This Unquiet Land: Stories From India’s Fault Lines
Published by Aleph Book Company, a nonfiction By Barkha Dutt.
Priced at Rs 599 (Hard Cover)
“We loved the sheer adventure of it, the opportunity to be chroniclers of history as it unfolded” – Barkha Dutt, This Unquiet Land.
Barkha Dutt chronicles history that she witnessed and seeked to decipher in her non-fiction, “This Unquiet Land”. The book is divided into seven parts: The Place of Women, The Cost of War, A Chronicle of Kashmir etc, each dedicated to her encounter with “India’s fault lines”.
The book, to begin with, is extremely gripping. The blessing of “the anticipation of adventure ” which she credits to journalism is felt throughout her narrative. When we read “Roll”, I shouted, pushing him (Camera men) in panic, “Roll!” one inescapably feels the thrill of the moment.
The account about gender is particularly impressive. She starts with her years as a student of Delhi University which becomes interesting as it is quite relatable. She also recounts her experience with sexual abuse at less than ten years of age. Through the stories of Bhanwari Devi, a Dalit who had been raped by a group of the ‘upper caste’ men, Barkha foregrounds “I became acutely aware of how much the class I belonged to had protected me”. In addition, she admits that through her knowledge of the oft ignored caste dimension of feminism, her “feminist preoccupations began to feel more text-bookish than fully thought through”.

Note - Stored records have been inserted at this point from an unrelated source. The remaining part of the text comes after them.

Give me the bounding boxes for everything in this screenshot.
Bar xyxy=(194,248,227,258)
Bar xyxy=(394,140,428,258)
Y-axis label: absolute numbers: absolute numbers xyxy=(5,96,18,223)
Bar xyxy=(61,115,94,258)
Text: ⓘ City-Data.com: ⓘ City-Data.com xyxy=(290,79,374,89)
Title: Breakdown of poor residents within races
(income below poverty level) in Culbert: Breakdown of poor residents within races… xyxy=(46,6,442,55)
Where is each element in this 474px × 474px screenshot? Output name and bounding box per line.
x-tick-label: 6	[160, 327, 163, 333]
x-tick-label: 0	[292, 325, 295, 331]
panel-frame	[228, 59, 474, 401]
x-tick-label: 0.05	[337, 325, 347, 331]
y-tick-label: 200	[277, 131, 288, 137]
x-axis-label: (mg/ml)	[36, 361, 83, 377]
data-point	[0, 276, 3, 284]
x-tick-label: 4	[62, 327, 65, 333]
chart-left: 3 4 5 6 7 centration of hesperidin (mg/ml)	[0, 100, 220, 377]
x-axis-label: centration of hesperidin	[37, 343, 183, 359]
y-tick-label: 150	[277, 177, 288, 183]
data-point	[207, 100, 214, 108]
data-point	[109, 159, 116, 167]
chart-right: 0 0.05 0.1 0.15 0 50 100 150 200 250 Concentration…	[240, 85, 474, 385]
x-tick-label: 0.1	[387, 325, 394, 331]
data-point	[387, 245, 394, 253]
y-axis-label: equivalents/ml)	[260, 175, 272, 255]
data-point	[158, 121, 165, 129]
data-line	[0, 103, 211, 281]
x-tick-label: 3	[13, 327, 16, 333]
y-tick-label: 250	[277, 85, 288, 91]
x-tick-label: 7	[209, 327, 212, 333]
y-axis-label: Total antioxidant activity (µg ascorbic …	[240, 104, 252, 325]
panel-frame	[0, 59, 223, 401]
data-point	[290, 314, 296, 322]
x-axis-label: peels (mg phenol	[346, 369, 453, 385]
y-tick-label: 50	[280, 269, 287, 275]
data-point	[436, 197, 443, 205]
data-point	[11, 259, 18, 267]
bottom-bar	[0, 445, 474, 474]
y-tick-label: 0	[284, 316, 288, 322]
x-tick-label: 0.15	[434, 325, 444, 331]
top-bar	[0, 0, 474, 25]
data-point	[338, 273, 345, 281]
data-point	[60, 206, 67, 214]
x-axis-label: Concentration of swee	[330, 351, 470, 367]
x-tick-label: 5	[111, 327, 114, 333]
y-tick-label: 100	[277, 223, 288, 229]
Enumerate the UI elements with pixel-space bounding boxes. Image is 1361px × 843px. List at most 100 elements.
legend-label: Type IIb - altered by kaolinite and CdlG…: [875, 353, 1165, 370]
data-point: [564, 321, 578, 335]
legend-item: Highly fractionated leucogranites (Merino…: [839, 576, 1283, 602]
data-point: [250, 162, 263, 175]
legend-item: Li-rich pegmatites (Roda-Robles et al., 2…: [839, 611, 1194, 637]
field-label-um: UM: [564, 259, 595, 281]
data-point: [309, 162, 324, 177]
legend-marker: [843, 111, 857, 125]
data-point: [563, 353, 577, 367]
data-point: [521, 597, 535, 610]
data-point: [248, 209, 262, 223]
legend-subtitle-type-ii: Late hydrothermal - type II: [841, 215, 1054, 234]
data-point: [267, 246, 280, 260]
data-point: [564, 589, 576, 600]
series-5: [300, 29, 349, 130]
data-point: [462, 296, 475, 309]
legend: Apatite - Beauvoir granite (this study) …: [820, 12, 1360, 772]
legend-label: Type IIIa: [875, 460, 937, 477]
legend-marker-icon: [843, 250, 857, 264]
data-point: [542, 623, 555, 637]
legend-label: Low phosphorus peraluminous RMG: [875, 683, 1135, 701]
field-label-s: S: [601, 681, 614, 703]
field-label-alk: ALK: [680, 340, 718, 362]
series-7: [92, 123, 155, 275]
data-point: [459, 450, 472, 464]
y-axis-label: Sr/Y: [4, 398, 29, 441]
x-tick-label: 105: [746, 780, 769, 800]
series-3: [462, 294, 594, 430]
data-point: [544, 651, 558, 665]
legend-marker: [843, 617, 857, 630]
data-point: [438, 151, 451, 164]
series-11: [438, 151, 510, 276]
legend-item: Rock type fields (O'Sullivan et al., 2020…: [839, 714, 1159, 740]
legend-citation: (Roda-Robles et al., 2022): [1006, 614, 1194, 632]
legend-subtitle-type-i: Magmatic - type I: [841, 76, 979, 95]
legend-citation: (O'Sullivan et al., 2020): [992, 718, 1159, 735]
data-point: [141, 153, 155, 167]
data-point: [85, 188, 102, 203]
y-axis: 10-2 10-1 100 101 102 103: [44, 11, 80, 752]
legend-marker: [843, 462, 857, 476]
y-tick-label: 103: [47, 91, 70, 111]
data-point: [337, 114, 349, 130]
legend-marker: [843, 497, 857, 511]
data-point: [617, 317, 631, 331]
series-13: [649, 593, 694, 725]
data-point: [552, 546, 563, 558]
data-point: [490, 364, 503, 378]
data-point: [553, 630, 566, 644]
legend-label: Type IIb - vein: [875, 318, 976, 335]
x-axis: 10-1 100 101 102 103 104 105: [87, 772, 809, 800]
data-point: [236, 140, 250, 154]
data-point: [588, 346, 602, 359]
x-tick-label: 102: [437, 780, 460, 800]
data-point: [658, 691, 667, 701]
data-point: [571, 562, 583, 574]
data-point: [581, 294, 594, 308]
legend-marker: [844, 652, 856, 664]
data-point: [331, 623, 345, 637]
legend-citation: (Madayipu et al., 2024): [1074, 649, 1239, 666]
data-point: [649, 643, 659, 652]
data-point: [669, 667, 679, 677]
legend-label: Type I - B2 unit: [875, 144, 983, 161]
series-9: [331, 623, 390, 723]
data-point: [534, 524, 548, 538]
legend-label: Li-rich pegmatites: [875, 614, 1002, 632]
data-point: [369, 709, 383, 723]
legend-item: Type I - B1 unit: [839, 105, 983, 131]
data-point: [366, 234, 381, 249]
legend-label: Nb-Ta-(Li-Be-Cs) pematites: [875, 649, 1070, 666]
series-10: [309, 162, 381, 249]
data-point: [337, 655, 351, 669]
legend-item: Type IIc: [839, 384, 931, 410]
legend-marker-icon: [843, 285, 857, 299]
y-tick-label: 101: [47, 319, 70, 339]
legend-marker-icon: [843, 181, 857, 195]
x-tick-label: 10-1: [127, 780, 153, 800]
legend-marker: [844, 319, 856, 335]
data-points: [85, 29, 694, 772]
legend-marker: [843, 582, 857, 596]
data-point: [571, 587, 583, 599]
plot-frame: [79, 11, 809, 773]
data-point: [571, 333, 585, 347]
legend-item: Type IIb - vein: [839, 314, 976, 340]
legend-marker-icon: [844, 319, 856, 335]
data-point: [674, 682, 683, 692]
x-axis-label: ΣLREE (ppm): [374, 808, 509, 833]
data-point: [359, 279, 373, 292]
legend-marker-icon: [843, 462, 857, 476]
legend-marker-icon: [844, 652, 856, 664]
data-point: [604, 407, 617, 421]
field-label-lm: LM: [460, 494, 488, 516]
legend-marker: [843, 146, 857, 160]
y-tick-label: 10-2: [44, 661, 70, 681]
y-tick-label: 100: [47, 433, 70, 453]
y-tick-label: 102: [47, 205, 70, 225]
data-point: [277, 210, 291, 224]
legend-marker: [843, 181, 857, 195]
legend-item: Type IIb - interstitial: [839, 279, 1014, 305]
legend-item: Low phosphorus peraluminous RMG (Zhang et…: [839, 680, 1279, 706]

Barkha is indeed a rightful Chronicler of Kashmir, because ” It’s beauty, it’s scars, it’s hostility, it’s warmth, it’s danger, it’s tragedy” account for her well known attachment to the state. It is one of the best accounts of Kashmir that I have read so far. She abundantly states the trauma that the state has suffered and pays homage to the army too. No matter how many times you dismiss her account for being too much in favor of the army, she would lure you back with her account of the brutal and unforgivable human rights violation in Jammu and Kashmir. But one cannot overlook the “our” tone in her narrative. “Our” some of us would think is a voice which she gives to herself and Kashmir (because of her unswerving devotion to the story of turmoil in Jammu and Kashmir), but she means to associate herself with her Indian Identity rather than her Kashmiri empathy. Whether it is apt or insensitive is tough to decide.
If her pronouns betray a sense of support to the kashmiri cause, her account restores our faith in her journalism as far as Kashmir is concerned. She admits that the complexity of the truths, “creates pressure to take sides and be boxed in by simplistic labels of for and against” .
The book is jam packed with present and past taken together. She covers contemporary stories from Modi to Mohammad Akhlaq and issues from War to Religious Fanaticism.
A revelation made in the book about a secret meeting between Nawaz Sharif and Narendra Modi last year which was facilitated by the business tycoon Sajjan Jindal, has now been confirmed by the presence of Jindal in Pakistan for Sharif’s birthday, when Modi made a surprise stopover in Lahore.
With such interesting retelling of past, an impressive commentary on the present and a few surprises, the book is quite engaging.